Irit Carmi-Levy is a full-time employee at Aummune. Maximilien Grandclaudon is currently employed by the pharmaceutical company Servier. The remaining authors declare no competing interests.

Figures

Fig. 1
Fig. 1. Structure of the ligand–receptor database.
a Extract of the ligand–receptor database. The database is structured as the following scheme: the 4 first columns correspond to gene symbol of each subunit of interacting ligand and receptor, the next two columns state the classification into families and/or subfamilies of molecules, and the last column gives the source for manual curation (PubMed ID). b Histogram displaying the number of interactions classified in each family of communication molecules included in the database (antigen binding, checkpoint, chemokine, cytokine, growth factor, notch signaling). c Histogram displaying the number of interactions classified in the different defined subfamilies of cytokines: interleukin 1 family, interleukin 17 family, receptor tyrosine kinase (RTK) family, transforming growth factor beta (TGF) family, tumor necrosis factor family (TNF), type 1 cytokine family, and type 2 cytokine family, and unclassified cytokines.
Fig. 2
Fig. 2. ICELLNET pipeline to study intercellular communication from cell transcriptional profiles.

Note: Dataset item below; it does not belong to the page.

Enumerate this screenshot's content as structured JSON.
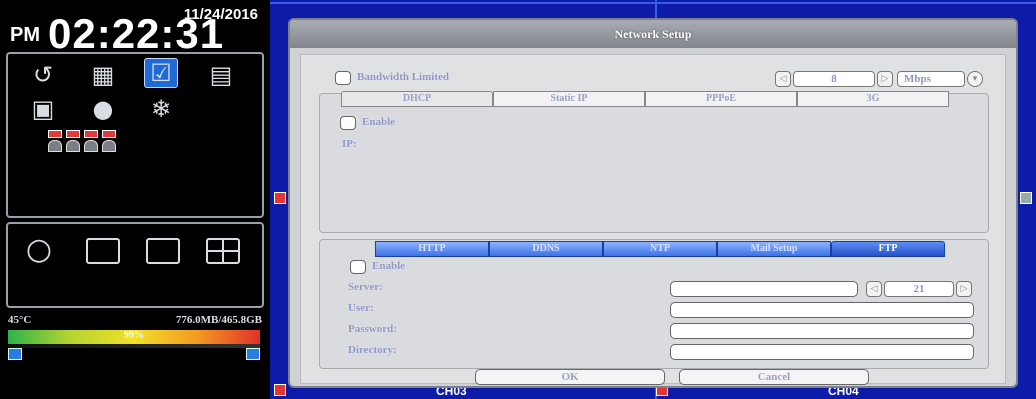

(top) Selection of transcriptomic profile of cell population of interest (central cell) and of other cells used to infer communication with among a public dataset (partner cells) (Supplementary Data 2). (middle) Genes corresponding to ligands/receptors included in the database are selected, scaled by maximum of gene expression for each gene, and used to compute a communication score between two cell types. (bottom) Graphical layers used to dissect intercellular communication scores between the central cell (CC) and partner cells (Macroph: macrophage, Fblast: fibroblast, Epith: epithelial cell, B cell, Treg, NK: natural killer cell): global communication network intensity assessment, contribution of each family or subfamily of molecules to the communication scores, statistical difference assessment of the communication scores from the same central cell to the different partner cell types, and plots of specific interactions most contributing to communication scores. Some schematic art pieces were used and modified from Servier Medical Art, licensed under a Creative Common Attribution 3.0 Generic License. http://smart.servier.com/.
Fig. 3
Fig. 3. Dissection of intercellular communication between Triple-Negative breast cancer infiltrating CAF subsets and the tumor microenvironment.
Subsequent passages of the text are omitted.